Светило скрылось по ту сторону горизонта, и деревня унгардов на берегу бескрайнего и бездонного болота навеки погрузилась в вечную тьму для Аджаньги. Он не успел испытать сожаления по поводу исчезновения родной деревни во мраке вечности, ибо перестал быть рядовым унгардом Аджаньгой, а только что превратился в гигантскую ослепительно белую птицу Джаб-Джаб, чъей естественной природной пищей являлись большие и жирные, угольно-черные румпли…
Чудовище-птица Джаб-Джаб медленно расправила крылья на пятикилометровой высоте и на экранах локаторов боевого охранения, просвечивающих данный небесный квадрат, возникло изображение неопознанного летающего объекта по размерам, соответствующего знаменитому реактивному лайнеру Ту-144. А расправляемые крылья создали в воздухе жуткий акустический эффект, напоминающий гул лопнувшей стальной пружины многометровой толщины…
Эхолокационные органы румплей, под руководством вожаков заканчивающих построение боевого клина для решающего броска на город, уловили слабый звуковой сигнал и едва заметное колебание воздуха, чего, по их мнению, никак не должно было случиться. Главарь румплей неподвижно замер и немедленно направил плотный пучок электромагнитного импульса в том направлении, откуда прилетел загадочный звуковой сигнал. Через полсекунды импульс вернулся обратно, и заколыхавшиеся было кончики крыльев главного румпля вновь неподвижно замерли – полученная информация серьезно его насторожила. Неуверенность предводителя мгновенно передалась всему многочисленному стаду. Восемь тысяч матриц Стрэнга, как один, сделали полуоборот боевыми рецепторами в сторону юго-запада, где, возможно, появился какой-то таинственный враг…
Птица Джаб-Джаб пробно щелкнула сверкнувшим под чистой луной клювом, и в свежем воздухе майской ночи вторично родился неправдоподобно могучий акустический резонанс, заставивший откровенно испуганно вздрогнуть все восемь тысяч румплей, выстроившихся огромным клином в северо-восточном направлении тремя километрами ниже. Пробное щелканье удовлетворило птицу Джаб-Джаб, и она решила больше не разевать впустую створки восьмиметрового клюва. Огромные глаза птицы блеснули золотым сиянием проглоченных Аджаньгой остатков «хиранга», и она взмахнула крыльями, трогаясь с места в северо-восточном направлении…

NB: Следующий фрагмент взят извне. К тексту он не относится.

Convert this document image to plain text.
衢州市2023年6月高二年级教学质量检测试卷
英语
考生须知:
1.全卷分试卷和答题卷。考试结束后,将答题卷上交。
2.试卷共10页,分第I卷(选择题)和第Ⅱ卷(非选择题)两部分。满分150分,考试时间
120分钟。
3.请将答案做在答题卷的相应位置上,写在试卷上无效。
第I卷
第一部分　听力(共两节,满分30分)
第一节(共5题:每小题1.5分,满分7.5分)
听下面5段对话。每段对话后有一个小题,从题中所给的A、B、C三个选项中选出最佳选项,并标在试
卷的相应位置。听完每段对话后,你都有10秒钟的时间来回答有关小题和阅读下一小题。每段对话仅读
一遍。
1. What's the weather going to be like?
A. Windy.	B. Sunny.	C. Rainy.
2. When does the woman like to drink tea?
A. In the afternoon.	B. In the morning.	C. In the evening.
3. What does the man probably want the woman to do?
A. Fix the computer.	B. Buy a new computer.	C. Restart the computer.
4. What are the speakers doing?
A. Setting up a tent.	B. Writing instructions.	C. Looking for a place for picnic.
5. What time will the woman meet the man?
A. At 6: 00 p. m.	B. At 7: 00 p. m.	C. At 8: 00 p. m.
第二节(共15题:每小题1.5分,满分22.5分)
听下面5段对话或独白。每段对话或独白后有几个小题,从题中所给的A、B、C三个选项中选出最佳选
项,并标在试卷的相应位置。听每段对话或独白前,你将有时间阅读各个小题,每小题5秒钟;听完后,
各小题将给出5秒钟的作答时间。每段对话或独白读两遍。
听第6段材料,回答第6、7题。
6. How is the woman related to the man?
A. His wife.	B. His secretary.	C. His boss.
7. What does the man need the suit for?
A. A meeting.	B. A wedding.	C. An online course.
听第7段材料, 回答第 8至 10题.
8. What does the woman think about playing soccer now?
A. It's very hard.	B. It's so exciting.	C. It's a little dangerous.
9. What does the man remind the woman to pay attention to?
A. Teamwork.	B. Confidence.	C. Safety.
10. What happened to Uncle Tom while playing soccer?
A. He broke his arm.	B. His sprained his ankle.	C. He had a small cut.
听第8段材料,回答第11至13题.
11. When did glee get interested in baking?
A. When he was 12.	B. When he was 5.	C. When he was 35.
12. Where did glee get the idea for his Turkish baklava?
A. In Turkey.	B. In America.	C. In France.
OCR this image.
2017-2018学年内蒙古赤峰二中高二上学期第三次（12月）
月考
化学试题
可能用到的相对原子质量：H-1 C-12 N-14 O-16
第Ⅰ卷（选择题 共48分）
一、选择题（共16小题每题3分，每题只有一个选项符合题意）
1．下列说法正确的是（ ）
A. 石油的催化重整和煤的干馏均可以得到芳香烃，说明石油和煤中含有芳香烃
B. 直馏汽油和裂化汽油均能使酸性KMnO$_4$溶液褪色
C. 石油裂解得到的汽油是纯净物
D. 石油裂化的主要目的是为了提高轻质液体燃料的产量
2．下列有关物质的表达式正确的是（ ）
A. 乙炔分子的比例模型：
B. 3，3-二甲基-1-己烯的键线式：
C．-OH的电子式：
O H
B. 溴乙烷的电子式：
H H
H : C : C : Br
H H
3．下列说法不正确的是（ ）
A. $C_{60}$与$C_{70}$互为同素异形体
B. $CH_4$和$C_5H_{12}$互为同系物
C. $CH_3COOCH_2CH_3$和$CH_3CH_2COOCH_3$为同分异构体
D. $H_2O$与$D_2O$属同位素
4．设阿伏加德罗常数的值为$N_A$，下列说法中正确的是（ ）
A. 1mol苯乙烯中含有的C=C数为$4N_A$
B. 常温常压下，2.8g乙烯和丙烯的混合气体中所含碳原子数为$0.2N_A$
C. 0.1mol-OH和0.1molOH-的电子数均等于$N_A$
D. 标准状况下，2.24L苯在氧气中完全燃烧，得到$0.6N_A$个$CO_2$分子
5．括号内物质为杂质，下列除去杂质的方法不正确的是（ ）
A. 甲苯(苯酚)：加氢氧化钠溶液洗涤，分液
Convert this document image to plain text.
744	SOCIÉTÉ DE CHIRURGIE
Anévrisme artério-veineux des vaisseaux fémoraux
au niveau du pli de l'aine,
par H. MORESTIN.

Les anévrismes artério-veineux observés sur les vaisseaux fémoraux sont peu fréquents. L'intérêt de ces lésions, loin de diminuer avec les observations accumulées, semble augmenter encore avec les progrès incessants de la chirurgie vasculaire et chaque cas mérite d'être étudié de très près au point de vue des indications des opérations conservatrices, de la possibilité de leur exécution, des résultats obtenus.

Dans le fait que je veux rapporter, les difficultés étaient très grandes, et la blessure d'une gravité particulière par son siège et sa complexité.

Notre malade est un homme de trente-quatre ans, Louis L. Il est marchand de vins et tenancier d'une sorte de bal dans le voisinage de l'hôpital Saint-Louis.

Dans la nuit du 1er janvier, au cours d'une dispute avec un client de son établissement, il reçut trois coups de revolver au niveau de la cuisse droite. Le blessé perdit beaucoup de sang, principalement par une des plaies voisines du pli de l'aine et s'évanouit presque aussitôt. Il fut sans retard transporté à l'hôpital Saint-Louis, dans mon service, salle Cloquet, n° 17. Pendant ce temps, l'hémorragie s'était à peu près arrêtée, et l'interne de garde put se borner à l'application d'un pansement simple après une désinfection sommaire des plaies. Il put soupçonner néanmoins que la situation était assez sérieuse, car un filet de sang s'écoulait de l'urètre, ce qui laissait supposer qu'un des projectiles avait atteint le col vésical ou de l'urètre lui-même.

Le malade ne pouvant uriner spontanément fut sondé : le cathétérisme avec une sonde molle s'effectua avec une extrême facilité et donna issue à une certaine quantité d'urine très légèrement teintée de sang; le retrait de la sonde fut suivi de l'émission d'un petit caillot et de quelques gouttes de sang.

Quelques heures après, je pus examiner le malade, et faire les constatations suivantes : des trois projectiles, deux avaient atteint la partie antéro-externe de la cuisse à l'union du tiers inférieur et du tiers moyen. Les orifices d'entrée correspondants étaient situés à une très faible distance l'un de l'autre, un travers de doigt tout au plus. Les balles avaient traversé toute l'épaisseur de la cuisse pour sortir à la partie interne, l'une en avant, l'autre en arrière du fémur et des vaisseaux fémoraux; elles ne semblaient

Семиметровый по диагонали ромб Стрэнга без какой-то определенной цели с огромной скоростью бесшумно мчался на трехсотметровой высоте над частными кварталами восточной части города, оставляя в смрадном зеленоватом тумане тоннель опьяняюще чистого воздуха, вспыхивавшего смарагдовыми и бирюзовыми искорками. Неопределенная цель у Стрэнга все же была – он услышал Голос или, быть может, слабые отголоски Голоса, прорвавшегося к нему каким-то невероятным образом через черные воды Истинной Смерти, и доказавшего своим появлением, что Смерти для Хозяина и Стрэнга все-таки нет.
Другими словами, Стрэнг пребывал в состоянии радостной эйфории, бесшумно прочерчивая тоннели свежего воздуха в разных направлениях над окрестностями города, стараясь не залетать в пространство городских кварталов, где, как подсказывал ему голос недавно проснувшегося древнего инстинкта, показываться ему было потенциально опасно.